Panang Curry

I love eating Thai food, but when it comes to making it, I'm definitely a novice. That's part of the reason why I love this recipe. You can be a total dork at Thai cooking but somehow it still comes out tasting good in the end. The recipe that has been floating around my husband's family for years and years and originated with an uncle that lived in Thailand for a few years. I heard it second or third hand so I'm not sure how authentic it has stayed, but to my palate it tastes authentic enough to make me proud that I made something so foreign. It's also easy and fast to prepare.

The key ingredient is this:

It's panang curry paste. The bad news is, you probably can't find this at a regular grocery store's ethnic food section. I went to a specialty food store to buy it. Once you have it, though, you have enough for the rest of your life. Plus, it's cheap. The bad news is, you might have to do some searching to find it. Don't do what I did and look in the curry section at an Indian food market for 15 minutes before realizing that it's a Thai curry, not Indian curry. I haven't tried it yet, but I imagine you could try this recipe with a green or red curry that you can buy at a regular grocery store. The taste will be different, of course, but I don't think you can go wrong with coconut milk and curry.

Speaking of coconut milk, there's a couple different options for this recipe. I usually like to make healthy meals, so I often opt for light coconut milk for this recipe. A second option is regular coconut milk, and I think a third, probably most authentic and definitely most fattening option is coconut cream. (Not the sweetened cream of coconut, though.) In all steps, you start with adding a half a cup or so to a large skillet on medium high heat and stirring in your curry paste. The official phrase for when you know it's done is "when the oils rise to the top" of the coconut milk surface. I don't see this as much when doing light coconut milk, so usually I cook it until very fragrant and well dissolved. With regular coconut milk you can cook the curry paste in some of the thick, creamy part of the coconut milk that settles to the bottom of the can.
Once the curry paste is cooked, add sugar, fish sauce, the rest of your coconut milk and your meat. I usually use some kind of steak. Chicken or pork or even shrimp can work too, but beef is my favorite. This is a great recipe for cheaper cuts of beef because they are cut so thinly you can't tell that they are tough. To get super thin slices of meat, I usually freeze mine for about an hour until it is mostly firm but not rock solid, and then I throw that in the food processor with the slicing attachment. If you are using a knife to cut thin slices you can still freeze it to help you cut the meat as thinly as possible.

While the meat is cooking, wash some basil and mince it finely.

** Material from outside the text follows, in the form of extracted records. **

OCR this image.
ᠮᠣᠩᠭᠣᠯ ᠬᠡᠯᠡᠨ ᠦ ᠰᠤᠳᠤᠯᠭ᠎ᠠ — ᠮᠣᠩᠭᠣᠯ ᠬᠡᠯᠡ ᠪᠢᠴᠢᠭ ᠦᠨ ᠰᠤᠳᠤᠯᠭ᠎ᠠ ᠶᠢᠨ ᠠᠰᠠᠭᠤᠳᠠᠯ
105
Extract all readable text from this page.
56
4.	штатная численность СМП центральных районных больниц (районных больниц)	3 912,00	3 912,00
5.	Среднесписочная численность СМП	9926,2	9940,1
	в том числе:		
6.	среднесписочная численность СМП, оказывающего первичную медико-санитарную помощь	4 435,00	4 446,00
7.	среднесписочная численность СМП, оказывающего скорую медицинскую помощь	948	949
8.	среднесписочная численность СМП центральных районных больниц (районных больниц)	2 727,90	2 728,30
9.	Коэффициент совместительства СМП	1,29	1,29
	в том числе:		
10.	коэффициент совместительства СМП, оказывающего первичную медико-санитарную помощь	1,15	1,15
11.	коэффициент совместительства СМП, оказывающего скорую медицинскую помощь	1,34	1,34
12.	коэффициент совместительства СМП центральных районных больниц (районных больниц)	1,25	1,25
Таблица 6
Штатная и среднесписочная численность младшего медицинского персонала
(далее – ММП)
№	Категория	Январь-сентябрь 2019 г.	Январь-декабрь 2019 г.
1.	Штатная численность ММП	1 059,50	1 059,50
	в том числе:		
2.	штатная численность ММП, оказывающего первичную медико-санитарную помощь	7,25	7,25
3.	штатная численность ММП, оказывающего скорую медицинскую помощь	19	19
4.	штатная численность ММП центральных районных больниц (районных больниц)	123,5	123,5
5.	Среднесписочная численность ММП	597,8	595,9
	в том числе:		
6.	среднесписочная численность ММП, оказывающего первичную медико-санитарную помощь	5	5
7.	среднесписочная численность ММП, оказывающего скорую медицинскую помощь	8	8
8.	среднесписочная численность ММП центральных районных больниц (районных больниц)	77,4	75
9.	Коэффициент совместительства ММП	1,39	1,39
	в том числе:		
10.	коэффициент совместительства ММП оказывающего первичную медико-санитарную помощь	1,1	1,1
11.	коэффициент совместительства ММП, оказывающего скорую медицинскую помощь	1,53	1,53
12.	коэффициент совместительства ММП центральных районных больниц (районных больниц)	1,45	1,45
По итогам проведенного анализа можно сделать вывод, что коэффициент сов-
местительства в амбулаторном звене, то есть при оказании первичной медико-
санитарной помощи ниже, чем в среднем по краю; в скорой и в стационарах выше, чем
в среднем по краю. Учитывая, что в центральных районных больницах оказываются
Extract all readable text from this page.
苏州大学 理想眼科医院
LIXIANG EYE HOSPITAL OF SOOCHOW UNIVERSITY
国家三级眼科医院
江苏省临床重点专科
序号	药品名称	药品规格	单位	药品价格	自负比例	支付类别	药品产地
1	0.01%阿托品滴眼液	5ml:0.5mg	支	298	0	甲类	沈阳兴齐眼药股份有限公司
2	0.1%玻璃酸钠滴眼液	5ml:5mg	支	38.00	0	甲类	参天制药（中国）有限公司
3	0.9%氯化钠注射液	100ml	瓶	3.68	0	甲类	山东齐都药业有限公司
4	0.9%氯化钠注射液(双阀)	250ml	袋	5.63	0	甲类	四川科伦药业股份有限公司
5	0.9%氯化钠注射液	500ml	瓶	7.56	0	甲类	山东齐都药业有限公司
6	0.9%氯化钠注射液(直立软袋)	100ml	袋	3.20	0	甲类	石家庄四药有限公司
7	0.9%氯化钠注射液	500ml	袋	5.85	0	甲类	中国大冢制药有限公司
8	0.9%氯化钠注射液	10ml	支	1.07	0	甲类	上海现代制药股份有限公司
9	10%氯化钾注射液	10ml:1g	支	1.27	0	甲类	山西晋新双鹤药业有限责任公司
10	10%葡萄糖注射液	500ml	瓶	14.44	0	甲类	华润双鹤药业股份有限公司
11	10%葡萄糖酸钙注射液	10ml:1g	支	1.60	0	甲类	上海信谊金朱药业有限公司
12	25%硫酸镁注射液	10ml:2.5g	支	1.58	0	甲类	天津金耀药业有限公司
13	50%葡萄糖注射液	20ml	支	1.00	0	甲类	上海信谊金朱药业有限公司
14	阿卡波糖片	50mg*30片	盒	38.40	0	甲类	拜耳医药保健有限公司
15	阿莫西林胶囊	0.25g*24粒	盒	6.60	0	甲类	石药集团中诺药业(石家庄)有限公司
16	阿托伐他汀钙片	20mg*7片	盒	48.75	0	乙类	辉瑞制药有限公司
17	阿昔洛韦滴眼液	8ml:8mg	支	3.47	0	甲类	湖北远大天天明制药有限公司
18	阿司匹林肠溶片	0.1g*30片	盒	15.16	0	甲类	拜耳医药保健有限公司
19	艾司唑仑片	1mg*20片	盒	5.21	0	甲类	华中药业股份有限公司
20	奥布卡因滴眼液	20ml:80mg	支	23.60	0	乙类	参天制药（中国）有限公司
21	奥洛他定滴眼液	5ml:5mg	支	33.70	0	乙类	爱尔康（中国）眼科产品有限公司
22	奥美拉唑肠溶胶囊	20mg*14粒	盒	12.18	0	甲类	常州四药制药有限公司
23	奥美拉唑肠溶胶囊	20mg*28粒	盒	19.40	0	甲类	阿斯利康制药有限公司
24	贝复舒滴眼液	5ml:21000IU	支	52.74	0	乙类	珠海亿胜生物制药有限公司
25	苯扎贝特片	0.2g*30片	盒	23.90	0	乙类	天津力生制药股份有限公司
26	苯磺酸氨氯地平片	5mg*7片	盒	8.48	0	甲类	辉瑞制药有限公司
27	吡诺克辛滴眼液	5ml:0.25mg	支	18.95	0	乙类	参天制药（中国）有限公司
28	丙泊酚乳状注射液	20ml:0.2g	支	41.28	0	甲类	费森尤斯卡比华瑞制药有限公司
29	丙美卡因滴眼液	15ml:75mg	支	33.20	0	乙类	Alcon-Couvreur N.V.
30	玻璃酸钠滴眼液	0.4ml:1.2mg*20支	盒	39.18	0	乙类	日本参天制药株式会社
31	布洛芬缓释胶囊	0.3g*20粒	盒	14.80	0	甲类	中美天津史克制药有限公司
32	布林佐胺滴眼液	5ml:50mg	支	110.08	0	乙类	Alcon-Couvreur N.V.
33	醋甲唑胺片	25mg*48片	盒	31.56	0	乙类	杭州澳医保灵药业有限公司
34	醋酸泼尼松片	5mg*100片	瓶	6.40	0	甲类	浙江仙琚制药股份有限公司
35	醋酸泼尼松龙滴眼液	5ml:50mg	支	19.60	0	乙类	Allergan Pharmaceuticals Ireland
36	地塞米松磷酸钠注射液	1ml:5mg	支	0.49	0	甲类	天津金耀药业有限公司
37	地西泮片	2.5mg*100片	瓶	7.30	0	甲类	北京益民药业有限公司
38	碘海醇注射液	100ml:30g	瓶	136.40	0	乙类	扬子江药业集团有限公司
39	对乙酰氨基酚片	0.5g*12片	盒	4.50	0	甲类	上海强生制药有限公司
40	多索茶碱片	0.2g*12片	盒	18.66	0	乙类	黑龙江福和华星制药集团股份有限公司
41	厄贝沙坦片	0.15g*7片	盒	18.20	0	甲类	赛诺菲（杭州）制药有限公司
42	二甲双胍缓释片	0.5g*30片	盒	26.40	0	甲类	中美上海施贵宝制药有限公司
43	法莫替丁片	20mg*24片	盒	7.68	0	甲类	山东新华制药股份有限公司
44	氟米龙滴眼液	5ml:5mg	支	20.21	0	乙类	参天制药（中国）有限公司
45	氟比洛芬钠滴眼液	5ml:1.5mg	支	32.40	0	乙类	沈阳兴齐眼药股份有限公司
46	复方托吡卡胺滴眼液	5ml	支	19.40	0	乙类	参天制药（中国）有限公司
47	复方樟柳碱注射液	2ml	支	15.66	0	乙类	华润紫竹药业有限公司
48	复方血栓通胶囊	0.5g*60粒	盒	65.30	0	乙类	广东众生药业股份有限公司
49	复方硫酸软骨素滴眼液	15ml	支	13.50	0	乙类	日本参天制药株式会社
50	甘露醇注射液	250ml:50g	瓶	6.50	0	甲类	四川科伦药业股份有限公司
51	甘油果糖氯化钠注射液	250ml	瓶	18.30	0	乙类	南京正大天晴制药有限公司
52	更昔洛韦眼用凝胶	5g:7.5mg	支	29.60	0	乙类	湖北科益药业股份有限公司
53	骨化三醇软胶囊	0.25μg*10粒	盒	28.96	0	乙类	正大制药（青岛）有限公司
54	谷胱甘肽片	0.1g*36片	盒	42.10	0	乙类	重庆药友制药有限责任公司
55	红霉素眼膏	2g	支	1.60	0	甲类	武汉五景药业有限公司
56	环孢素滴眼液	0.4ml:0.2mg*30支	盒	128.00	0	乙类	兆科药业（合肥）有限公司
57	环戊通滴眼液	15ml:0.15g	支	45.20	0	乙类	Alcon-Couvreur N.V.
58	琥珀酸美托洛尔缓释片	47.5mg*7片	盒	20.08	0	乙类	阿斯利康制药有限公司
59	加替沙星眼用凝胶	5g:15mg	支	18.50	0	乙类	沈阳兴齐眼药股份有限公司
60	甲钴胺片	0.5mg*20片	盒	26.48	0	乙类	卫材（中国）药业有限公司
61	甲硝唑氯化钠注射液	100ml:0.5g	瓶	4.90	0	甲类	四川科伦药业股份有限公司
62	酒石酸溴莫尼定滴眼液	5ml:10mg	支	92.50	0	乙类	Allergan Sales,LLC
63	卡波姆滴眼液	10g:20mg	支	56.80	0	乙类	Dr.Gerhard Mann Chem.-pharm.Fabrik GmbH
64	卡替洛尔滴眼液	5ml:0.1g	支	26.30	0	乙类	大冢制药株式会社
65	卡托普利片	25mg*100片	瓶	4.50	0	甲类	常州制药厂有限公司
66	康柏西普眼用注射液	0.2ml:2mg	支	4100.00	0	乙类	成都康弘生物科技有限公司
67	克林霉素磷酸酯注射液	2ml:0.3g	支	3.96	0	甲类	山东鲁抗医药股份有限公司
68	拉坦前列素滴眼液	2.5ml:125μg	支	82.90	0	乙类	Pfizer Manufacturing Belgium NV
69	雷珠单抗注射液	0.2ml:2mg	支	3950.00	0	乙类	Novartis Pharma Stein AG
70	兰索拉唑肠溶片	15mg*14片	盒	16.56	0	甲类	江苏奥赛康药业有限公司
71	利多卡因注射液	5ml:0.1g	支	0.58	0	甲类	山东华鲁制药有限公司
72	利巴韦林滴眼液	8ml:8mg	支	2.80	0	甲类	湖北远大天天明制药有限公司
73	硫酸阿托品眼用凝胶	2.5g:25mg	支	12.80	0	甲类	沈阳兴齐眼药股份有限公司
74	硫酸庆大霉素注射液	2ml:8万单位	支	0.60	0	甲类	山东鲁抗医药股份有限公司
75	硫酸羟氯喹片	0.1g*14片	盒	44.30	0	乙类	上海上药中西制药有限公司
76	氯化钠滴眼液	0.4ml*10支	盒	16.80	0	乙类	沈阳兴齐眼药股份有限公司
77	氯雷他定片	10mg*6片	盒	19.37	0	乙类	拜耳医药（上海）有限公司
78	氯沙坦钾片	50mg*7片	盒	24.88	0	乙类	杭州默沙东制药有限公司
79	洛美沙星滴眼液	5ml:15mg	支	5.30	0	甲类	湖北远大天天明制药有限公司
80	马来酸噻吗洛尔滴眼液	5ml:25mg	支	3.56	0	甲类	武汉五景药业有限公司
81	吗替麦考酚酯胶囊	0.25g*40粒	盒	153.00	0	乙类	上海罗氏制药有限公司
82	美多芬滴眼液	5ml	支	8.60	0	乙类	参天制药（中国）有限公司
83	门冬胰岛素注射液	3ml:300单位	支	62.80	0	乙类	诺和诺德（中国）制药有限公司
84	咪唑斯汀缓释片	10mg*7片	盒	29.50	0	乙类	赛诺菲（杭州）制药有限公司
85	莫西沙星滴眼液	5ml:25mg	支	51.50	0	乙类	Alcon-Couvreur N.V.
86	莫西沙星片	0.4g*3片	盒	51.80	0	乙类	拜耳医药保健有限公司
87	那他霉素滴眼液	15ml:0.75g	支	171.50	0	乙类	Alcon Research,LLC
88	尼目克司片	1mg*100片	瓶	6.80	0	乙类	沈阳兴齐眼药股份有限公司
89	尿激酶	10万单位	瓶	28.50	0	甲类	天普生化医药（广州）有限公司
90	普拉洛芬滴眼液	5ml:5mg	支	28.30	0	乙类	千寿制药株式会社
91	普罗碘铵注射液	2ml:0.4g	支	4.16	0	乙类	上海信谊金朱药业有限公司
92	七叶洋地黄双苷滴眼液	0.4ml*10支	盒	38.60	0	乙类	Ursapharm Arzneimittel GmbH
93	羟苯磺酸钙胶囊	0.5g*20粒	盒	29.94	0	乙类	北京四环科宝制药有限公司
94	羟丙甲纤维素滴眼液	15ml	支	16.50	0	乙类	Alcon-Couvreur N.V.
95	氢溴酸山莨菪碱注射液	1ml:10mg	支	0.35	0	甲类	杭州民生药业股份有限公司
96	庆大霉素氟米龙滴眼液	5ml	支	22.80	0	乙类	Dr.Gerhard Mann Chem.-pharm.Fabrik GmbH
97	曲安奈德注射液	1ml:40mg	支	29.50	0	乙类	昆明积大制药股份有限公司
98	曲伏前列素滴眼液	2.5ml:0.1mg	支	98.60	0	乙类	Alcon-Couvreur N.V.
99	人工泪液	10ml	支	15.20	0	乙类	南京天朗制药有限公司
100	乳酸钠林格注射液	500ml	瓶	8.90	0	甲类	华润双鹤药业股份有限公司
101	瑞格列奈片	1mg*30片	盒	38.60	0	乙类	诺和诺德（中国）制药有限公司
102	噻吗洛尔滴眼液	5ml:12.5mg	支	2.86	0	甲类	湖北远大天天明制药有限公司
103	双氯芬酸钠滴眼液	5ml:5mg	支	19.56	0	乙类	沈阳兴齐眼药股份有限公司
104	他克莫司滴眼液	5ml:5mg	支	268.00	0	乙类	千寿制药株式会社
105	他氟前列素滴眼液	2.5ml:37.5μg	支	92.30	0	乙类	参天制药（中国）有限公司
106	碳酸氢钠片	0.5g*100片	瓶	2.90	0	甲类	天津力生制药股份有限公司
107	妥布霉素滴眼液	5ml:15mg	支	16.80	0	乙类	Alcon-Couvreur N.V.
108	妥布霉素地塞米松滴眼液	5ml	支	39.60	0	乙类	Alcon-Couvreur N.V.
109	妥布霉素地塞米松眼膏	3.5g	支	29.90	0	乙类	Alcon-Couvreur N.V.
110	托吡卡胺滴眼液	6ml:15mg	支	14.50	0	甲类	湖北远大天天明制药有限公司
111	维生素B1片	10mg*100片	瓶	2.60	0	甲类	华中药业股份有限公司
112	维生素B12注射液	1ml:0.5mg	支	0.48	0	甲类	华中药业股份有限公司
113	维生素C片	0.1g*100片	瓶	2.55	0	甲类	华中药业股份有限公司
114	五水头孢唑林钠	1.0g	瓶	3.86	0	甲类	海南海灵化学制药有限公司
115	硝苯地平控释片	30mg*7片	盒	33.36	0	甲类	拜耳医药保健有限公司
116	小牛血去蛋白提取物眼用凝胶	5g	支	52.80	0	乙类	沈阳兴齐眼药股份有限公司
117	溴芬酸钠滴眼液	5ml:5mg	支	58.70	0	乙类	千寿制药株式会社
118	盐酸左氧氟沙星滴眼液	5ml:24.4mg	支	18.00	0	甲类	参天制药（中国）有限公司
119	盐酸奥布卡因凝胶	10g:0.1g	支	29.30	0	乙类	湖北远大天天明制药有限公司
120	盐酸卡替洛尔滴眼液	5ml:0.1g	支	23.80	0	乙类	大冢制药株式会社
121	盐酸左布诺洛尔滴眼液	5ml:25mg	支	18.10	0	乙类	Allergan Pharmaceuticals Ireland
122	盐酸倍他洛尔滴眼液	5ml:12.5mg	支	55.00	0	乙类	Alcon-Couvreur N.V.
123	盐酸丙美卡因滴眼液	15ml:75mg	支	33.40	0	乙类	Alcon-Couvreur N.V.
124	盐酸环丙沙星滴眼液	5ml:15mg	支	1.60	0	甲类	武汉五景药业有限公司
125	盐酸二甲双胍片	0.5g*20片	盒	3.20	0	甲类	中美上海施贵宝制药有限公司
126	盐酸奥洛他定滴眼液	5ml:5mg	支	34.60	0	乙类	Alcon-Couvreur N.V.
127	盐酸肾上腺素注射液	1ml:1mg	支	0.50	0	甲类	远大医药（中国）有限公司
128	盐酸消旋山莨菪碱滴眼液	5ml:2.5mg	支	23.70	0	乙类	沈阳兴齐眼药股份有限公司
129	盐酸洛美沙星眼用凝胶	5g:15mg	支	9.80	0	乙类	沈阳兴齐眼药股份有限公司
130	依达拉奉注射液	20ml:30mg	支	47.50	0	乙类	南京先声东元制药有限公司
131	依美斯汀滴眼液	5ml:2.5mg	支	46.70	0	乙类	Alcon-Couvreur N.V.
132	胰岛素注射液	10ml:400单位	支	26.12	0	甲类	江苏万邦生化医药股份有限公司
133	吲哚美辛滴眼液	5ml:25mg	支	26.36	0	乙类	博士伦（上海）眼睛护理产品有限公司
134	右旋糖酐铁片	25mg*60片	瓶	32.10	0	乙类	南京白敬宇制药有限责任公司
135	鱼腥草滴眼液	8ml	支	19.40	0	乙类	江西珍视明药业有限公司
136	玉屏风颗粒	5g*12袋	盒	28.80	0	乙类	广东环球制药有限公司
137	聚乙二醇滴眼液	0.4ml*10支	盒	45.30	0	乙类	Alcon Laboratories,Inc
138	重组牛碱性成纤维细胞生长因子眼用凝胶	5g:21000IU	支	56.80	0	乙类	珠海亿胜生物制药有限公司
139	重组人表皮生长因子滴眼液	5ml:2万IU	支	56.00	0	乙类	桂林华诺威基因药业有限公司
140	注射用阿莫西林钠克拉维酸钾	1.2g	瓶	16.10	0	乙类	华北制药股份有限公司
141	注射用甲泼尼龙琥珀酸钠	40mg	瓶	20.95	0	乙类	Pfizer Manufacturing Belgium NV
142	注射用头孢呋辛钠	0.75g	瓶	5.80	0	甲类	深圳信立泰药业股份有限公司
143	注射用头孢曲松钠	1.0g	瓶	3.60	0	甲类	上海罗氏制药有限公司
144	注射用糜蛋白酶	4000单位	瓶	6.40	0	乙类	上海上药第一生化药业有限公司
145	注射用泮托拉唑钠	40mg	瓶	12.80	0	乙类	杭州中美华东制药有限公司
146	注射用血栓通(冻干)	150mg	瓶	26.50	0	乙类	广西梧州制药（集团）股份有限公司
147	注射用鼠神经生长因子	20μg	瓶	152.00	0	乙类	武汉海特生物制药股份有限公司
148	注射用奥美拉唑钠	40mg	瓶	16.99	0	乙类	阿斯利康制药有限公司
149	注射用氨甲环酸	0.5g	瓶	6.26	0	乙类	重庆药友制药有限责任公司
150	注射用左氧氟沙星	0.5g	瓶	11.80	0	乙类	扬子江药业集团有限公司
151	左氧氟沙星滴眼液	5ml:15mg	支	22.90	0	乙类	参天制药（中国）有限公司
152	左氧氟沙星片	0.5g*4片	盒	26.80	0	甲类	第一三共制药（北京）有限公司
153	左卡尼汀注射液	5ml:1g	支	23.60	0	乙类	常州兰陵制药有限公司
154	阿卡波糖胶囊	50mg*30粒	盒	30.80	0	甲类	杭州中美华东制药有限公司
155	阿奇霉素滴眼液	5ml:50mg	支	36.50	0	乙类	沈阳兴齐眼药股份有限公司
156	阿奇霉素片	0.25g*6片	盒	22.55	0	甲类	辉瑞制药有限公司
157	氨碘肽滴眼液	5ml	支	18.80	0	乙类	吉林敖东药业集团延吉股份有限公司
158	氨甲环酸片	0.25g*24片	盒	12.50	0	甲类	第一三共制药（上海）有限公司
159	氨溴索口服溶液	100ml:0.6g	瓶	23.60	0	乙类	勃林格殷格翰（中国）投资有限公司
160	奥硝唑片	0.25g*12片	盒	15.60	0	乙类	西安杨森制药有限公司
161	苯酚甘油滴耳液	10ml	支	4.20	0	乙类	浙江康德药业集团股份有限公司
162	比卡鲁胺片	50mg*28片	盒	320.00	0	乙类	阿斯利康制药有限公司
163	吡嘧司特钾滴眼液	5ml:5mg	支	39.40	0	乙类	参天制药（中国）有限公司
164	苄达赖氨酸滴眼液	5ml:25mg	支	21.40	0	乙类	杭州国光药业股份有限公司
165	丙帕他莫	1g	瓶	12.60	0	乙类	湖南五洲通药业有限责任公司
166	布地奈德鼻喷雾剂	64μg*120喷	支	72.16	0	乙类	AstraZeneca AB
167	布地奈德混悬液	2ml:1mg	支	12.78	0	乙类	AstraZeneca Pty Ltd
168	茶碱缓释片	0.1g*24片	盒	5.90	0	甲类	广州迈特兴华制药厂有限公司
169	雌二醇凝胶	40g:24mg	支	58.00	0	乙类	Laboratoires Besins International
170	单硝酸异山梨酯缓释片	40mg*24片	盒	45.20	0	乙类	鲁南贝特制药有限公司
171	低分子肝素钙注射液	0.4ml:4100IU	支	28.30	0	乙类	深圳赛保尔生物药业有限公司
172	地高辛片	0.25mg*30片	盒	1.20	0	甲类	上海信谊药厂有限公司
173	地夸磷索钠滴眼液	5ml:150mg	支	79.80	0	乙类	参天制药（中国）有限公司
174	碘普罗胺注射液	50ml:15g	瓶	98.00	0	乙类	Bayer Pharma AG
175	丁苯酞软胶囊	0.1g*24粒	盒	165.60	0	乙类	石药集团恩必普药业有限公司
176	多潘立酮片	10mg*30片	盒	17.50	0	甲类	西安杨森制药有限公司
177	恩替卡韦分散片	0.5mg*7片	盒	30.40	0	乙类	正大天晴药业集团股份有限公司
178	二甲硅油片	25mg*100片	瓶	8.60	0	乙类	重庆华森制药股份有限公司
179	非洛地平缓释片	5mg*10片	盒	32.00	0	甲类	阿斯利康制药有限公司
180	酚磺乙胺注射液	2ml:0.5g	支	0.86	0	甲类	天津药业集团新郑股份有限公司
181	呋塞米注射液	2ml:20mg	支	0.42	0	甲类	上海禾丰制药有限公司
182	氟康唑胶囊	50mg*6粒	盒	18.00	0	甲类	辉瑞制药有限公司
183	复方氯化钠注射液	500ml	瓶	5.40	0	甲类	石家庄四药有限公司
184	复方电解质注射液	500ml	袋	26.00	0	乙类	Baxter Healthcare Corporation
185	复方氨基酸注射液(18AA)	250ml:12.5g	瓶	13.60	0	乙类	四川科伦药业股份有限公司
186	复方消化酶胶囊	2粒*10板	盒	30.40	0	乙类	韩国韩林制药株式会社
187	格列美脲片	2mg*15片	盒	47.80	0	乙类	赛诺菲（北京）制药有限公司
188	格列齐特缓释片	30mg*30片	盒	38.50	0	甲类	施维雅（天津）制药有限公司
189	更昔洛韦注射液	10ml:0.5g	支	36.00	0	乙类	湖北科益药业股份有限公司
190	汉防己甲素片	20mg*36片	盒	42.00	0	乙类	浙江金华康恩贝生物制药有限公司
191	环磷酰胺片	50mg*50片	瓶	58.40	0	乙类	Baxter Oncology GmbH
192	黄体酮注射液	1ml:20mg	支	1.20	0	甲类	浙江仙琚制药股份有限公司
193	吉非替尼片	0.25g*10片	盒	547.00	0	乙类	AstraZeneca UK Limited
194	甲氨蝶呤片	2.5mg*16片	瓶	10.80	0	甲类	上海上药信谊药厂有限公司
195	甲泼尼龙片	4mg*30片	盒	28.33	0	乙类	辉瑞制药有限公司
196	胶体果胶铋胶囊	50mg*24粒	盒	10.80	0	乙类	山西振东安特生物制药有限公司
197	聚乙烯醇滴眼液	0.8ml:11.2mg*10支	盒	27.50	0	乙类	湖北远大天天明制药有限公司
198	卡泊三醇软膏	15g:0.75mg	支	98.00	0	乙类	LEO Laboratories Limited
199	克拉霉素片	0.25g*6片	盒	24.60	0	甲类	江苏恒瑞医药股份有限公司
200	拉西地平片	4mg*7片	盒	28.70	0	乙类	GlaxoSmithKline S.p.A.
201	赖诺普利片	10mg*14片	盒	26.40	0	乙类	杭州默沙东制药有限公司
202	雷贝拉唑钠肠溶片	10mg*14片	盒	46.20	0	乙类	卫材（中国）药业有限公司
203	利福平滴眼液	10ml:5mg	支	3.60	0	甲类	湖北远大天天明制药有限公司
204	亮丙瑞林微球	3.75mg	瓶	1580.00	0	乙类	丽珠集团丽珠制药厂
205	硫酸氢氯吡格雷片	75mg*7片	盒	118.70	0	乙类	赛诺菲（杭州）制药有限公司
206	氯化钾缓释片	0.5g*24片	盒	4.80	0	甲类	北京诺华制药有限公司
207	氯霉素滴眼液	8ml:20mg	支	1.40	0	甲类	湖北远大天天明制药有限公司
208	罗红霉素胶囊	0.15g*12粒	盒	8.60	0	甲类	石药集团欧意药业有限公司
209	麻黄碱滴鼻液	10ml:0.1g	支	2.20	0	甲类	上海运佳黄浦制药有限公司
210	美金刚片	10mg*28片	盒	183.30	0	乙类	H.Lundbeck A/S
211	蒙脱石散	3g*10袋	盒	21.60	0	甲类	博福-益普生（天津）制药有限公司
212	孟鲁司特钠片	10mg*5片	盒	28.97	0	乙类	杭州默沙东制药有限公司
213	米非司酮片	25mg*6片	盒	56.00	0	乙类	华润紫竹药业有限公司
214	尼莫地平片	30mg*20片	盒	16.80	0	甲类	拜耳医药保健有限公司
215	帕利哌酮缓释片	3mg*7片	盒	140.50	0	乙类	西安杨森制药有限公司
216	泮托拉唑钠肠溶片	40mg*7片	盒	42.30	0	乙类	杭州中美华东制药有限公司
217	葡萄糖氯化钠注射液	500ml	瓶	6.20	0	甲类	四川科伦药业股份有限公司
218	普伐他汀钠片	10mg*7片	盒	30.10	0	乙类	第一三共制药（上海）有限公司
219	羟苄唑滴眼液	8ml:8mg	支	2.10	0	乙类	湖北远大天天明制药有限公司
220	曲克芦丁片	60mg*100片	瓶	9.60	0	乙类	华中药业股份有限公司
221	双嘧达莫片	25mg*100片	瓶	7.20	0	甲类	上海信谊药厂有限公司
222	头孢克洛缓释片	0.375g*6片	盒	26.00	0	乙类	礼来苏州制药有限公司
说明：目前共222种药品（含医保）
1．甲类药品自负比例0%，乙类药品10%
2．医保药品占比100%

Remove your pan from heat and stir in the minced basil and some lime juice and add salt to taste. Serve over warm rice.

Pananag Curry


2 cans (1 if you want the sauce to be thicker) coconut milk or 1 can coconut cream
1 - 2 T panang curry paste. Start with 1 T and add more if it isn't spicy enough
2 T sugar
1 -2 T fish sauce
1 lb meat (chicken, pork, beef) sliced thinly
1/2 cup chopped fresh basil
2 T lime juice

Heat 1/2 cup coconut milk in large skillet over medium heat and add curry paste. Heat and stir occasionally until oils rise to the top of the coconut milk. Add remaining coconut milk slowly, stirring with each addition. Add sugar, fish sauce and meat. Simmer until the meat is heated through. Remove from heat and add basil and lime juice. Serve over rice.